Essas formas diferentes de escrever nos levam a crer que a crônica pode ser construída no campo poético e no campo jornalístico. A crônica poética , atemporal, ficcional tem suas características próximas do conto, mas se diferenciam quanto ao tamanho e, principalmente, quanto à intensidade poética. Já a crônica jornalística, temporal, tem a coluna como sua semelhante. Porém, a coluna procura relatar e à crônica é permitida a opinião.

A quantidade de cronistas e a qualidade apresentada nos textos mais o uso da metáfora em grande escala transformaram um gênero estrangeiro na terra que configuraria o “país do futebol”. A crônica no Brasil acompanhou as modificações ocorridas no esporte e, em relação ao futebol, pode-se perceber que os assuntos são buscados também pela evolução desse esporte contando os feitos dos craques nas décadas de 1930, 1940 e 1950; nas décadas de 1960 e 1970 com a inclusão da discussão das táticas desenvolvidas; e atualmente temos o planejamento físico e as jogadas ensaiadas em destaque (MARQUES, 2000).

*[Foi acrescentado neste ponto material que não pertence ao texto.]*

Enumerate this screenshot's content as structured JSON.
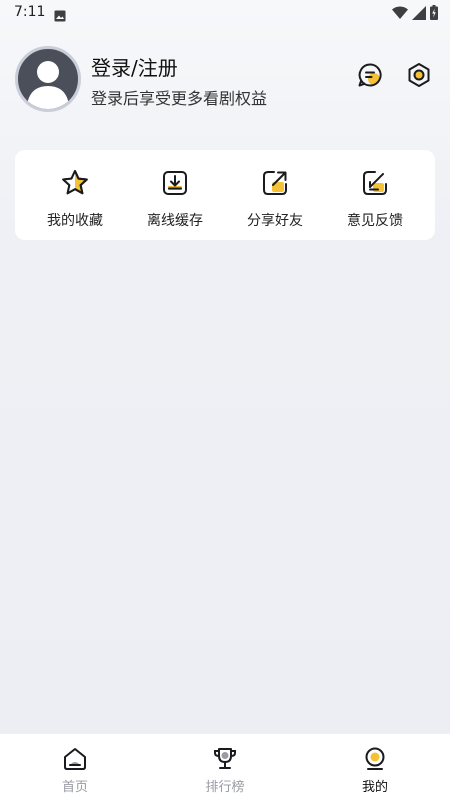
{
  "status_bar": {
    "time": "7:11",
    "icons": [
      "image-icon",
      "wifi-icon",
      "signal-icon",
      "battery-icon"
    ]
  },
  "profile": {
    "title": "登录/注册",
    "subtitle": "登录后享受更多看剧权益",
    "header_icons": [
      "message-icon",
      "settings-icon"
    ]
  },
  "quick_actions": [
    {
      "label": "我的收藏",
      "icon": "star-icon"
    },
    {
      "label": "离线缓存",
      "icon": "download-icon"
    },
    {
      "label": "分享好友",
      "icon": "share-icon"
    },
    {
      "label": "意见反馈",
      "icon": "feedback-icon"
    }
  ],
  "bottom_nav": [
    {
      "label": "首页",
      "icon": "home-icon",
      "active": false
    },
    {
      "label": "排行榜",
      "icon": "trophy-icon",
      "active": false
    },
    {
      "label": "我的",
      "icon": "profile-icon",
      "active": true
    }
  ],
  "colors": {
    "accent": "#f6c235",
    "icon_stroke": "#1b1b1f",
    "inactive_text": "#9a9ca3"
  }
}
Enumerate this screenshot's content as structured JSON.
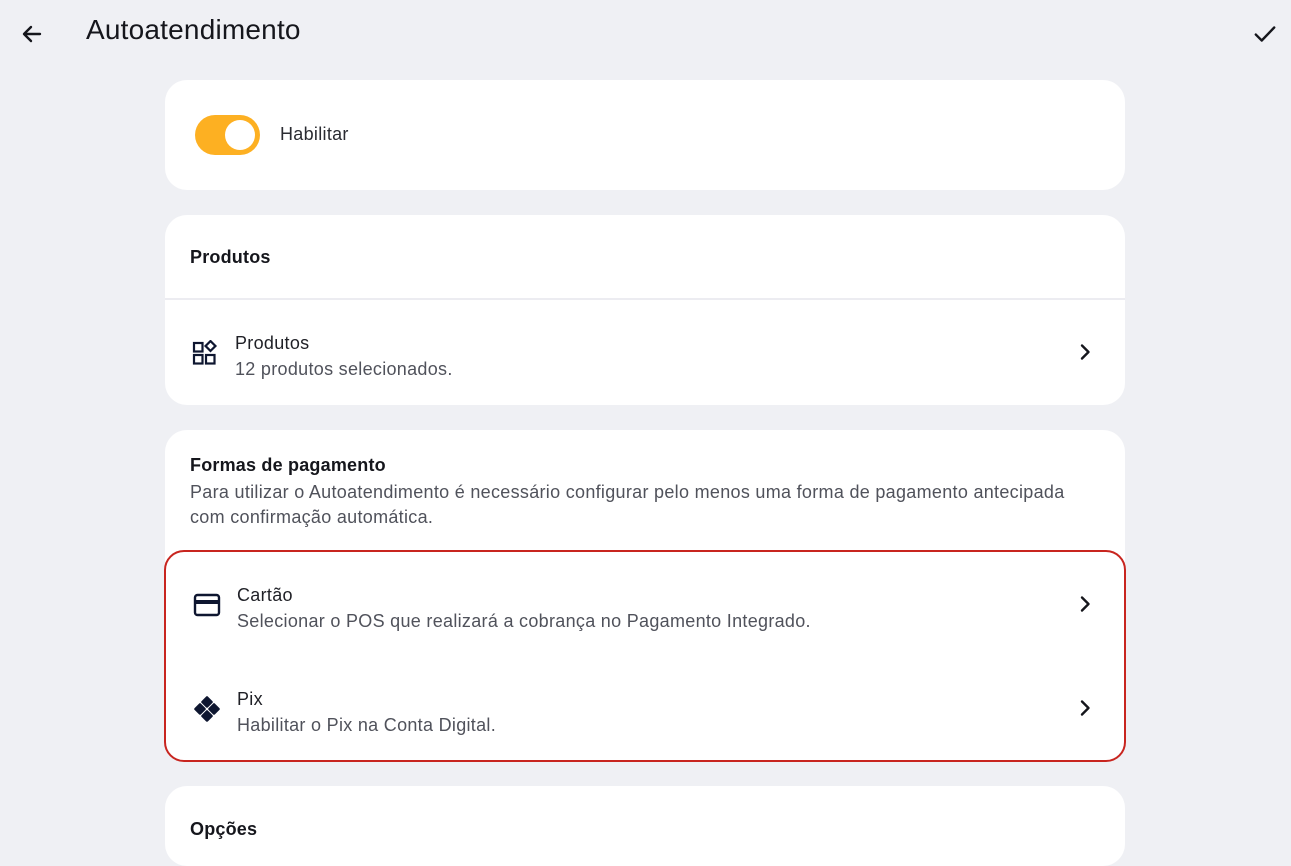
{
  "header": {
    "title": "Autoatendimento",
    "back_icon": "arrow-left-icon",
    "confirm_icon": "check-icon"
  },
  "enable": {
    "label": "Habilitar",
    "enabled": true,
    "accent_color": "#fdb022"
  },
  "products_section": {
    "title": "Produtos",
    "row": {
      "icon": "products-grid-icon",
      "title": "Produtos",
      "subtitle": "12 produtos selecionados."
    }
  },
  "payment_section": {
    "title": "Formas de pagamento",
    "description": "Para utilizar o Autoatendimento é necessário configurar pelo menos uma forma de pagamento antecipada com confirmação automática.",
    "highlight_color": "#c8251f",
    "items": [
      {
        "icon": "credit-card-icon",
        "title": "Cartão",
        "subtitle": "Selecionar o POS que realizará a cobrança no Pagamento Integrado."
      },
      {
        "icon": "pix-icon",
        "title": "Pix",
        "subtitle": "Habilitar o Pix na Conta Digital."
      }
    ]
  },
  "options_section": {
    "title": "Opções"
  }
}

Trouche (2002) considera as décadas de 1920, 1930 e 1940 como sedimentadoras da prática do futebol, massificando e “[…] transformando o futebol, mais do que em esporte nacional, numa verdadeira paixão popular mobilizando um contingente de centenas de milhares de praticantes e torcedores a cada final de semana”.

Uma breve observação nos periódicos nas primeiras décadas do século XX nos permite dizer que a imprensa do Rio de Janeiro ampliou o espaço dedicado aos esportes. Esta ampliação se dá no momento em que a imprensa se direciona para o amplo público que se formava em torno do futebol, tomando como alicerce o caráter empresarial que caracterizava os grandes jornais (BOTELHO, 2006, p. 328).

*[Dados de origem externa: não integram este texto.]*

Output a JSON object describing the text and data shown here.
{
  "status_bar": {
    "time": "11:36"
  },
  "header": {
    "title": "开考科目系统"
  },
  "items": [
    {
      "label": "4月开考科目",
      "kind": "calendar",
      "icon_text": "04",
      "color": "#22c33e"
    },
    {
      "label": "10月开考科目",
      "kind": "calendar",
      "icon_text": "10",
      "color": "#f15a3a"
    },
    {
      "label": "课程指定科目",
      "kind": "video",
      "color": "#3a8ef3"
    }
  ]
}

O desenvolvimento do esporte fez a imprensa mudar o olhar e a maneira de trabalhar a formação profissional da área. A editoria de esportes, antes considerada um ofício para iniciantes, uma escola para os novos profissionais da imprensa, com a evolução do esporte e a especialização profissional, mudou o conceito acerca do esporte e reescreveu o perfil do jornalista esportivo: além de saber regras, devia conhecer “[…] história, personagens, fatos, evolução nos tempos, implicação cultural e social” (COSTA, 2001, p. 31).

A caracterização de que o esporte seria, dentro dos jornais, uma editoria que acolhe profissionais com pouca experiência/conhecimento teria contribuído, também, para que a crônica esportiva fosse tratada como gênero menor. Para Trouche (2002) os anos de 1960 e 1970 […] representam indiscutivelmente o apogeu do futebol brasileiro em todos os sentidos e é neste contexto que a crônica esportiva conquista espaço definitivo nos principais órgãos de imprensa do país e, principalmente, se profissionaliza definitivamente, adquirindo contornos poéticos próprios, e redesenhando novas fronteiras para o universo do literário.

Reforça essa ideia o discurso abaixo, que inclui outros segmentos da cultura social envolvidos na difusão do esporte:

[…] o futebol, a literatura, a imprensa e a música popular constituíram no Brasil um poderoso tripé para a implementação e principalmente a popularização do esporte nas grandes cidades do país. Escritores, jornalistas e músicos assumiram através de seus trabalhos um diálogo constante com seus pares e com os torcedores. Ao mesmo tempo, participaram ativamente do cotidiano do esporte, atuando não só como agentes culturais, mas também como cronistas,
narradores esportivos, diretores de clubes, compositores de hinos e até mesmo como jogadores. As relações entre futebol, literatura, imprensa a música popular brasileira são, portanto, mais do que uma relação estética ou de inspiração temática, constituindo um novo espaço popular na sociedade (COELHO, 2006, p. 231).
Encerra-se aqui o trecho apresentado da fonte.